Por Ángel Cabezas
La Real academia de la lengua define la ambición como “Deseo ardiente de conseguir poder, riquezas, dignidades o fama”. Partiendo de este concepto me permito adentrarme en un terreno cenagoso, en el que es probable encontrar a seres “humanos” que han decidido instalarse en una burbuja vergonzante de exclusividad, con la inmaculada intención de humillar y utilizar al resto de cuantos conforman su especie. Pueden creerme, esta es una parte significativa del universo en el que por ahora vivimos, esa que unos cuantos han adulterado en origen, pese al paso de los tiempos, para someter a la mayoría.
Personalmente sitúo a los así piensan en un espacio que defino como “ambición mental”, porque se sienten conminados reiteradamente a demostrar que son los mejores y más capaces, a sentirse superiores y privilegiados, a creerse objeto de todo tipo de miradas, a pensar que perciben señales que revelan admiración y envidia, a considerar que saborear el triunfo les hace únicos y diferentes, por encima del resto de los mortales. Este es el gran error de la sociedad actual, fomentar desde la infancia la competencia por acaparar poder y riqueza material, para ver disminuidos, cuando no inutilizados, los principios, los valores y el patrimonio personal que cada uno de nosotros lleva consigo y que constituye nuestro preeminente, único y verdadero aval.
Desgraciadamente, la carta de presentación no siempre concuerda con la realidad. Más bien podría sentenciar, que casi nunca. El escaparte, el envoltorio, es en la mayor parte de las ocasiones un fraude, una mentira. Esto es muy fácil de adivinar cuando mantienes un diálogo e intentas ahondar y sólo encuentras fachada protectora y un descomunal vacío de actitudes altruistas abandonado a su suerte. La superficialidad impregna cada rincón del mundo a sabiendas de que su reclamo es una trampa que, eso sí, a veces produce los resultados esperados por aquel que la encarna. La acumulación de bienes se ha convertido en la principal finalidad de muchos sujetos “inteligentes” pero que conviven en plácida armonía con la ignorancia y la tontería supina. Además no dudan en colgarse una coraza, símbolo de su cobardía, para no exponerse a sufrir ataques que puedan poner en riesgo sus defectos, imperfecciones y debilidades, y se empeñan en mantener la distancia necesaria con quienes juzgan inferiores además de ordinarios.
Es evidente que lo que prima es el individualismo, el “yo” sobre lo demás. Pueden creerme, siento lástima por aquellos que manifiestan síntomas inequívocos de haber sido absorbidos por esta realidad porque no hacen sino alejarse del conocimiento profundo de sí mismos. Sin apenas capacidad para la reflexión, revolotean en un mundo irreal e imaginario, perdidos entre la variopinta encrucijada en la que se han decidido instalar, rechazando la oportunidad de conocer a otros seres humanos, quizá menos ricos que ellos en lo intrascendente, pero seguramente con la humildad que otorga la virtud de mantener en todo momento los pies en la tierra.

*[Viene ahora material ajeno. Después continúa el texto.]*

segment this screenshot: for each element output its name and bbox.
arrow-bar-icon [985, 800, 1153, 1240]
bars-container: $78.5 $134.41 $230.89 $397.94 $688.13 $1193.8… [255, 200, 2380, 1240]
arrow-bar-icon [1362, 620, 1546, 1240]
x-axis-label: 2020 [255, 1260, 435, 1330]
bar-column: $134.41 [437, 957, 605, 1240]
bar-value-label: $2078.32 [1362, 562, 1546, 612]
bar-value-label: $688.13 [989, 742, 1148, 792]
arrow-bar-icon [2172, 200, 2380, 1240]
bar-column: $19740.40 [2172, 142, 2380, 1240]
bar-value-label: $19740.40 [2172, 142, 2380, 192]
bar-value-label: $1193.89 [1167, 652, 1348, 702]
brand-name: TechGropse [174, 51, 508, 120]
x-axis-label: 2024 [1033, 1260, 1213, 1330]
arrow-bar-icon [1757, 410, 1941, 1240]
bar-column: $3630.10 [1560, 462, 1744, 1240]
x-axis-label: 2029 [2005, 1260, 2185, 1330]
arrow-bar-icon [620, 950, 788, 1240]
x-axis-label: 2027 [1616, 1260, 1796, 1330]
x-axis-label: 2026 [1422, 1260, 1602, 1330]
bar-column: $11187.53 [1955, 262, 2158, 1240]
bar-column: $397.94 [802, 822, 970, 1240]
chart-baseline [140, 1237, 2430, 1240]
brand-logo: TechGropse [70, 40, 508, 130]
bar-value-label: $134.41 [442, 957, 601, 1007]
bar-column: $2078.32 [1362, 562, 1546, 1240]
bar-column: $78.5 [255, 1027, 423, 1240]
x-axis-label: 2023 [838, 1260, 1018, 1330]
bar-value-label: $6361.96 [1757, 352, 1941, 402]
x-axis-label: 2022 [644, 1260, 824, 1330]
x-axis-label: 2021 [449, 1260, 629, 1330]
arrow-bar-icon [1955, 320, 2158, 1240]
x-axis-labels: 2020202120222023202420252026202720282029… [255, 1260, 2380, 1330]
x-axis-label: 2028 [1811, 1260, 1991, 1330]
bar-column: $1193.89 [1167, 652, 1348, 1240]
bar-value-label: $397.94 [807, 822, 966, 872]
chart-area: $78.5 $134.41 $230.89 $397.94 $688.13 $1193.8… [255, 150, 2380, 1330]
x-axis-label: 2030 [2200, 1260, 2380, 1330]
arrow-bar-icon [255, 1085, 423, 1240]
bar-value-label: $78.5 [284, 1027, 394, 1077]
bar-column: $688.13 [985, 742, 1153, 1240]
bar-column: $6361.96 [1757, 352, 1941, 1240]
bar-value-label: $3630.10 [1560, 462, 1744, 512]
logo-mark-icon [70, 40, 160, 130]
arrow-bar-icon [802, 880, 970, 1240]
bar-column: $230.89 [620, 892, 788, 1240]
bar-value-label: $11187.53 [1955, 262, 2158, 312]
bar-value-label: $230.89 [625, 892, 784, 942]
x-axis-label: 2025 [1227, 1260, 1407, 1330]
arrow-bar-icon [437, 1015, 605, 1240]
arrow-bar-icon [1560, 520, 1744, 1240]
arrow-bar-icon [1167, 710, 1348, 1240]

Sin embargo, yo he decidido apostar por la “ambición procedente del corazón”, ya que es la que puede acercarnos al camino de la estabilidad emocional, la tranquilidad de conciencia y la felicidad. Me convence por su pureza y transparencia, y porque no compite con nadie ni causa daño alguno. La solidaridad, el amor, el sentido común, la humanidad, la empatía y la generosidad se convierten en sus grandes aliados. El mundo que habitamos no necesita de individuos que no aportan absolutamente nada a la comunidad que habitan, que no están dispuestos a emprender ningún esfuerzo que pueda beneficiar a otros que no sean ellos, a todos cuantos idolatran al dinero como icono de una personalidad inhumana, codiciosa, mezquina y, en algunos casos, miserable.
Por eso algunos optamos sin reservas por la teoría del ser frente a la del tener, porque cuantos se afanan en mostrarnos con empecinamiento lo mucho que poseen y lo bien que viven, no hacen sino dejar al aire sus carencias más extraordinarias en el ámbito personal. Tuvieron la posibilidad de decidir, pero se apartaron voluntariamente, seguramente por orgullo y arrogancia, del espíritu que debiera haber marcado su propia existencia.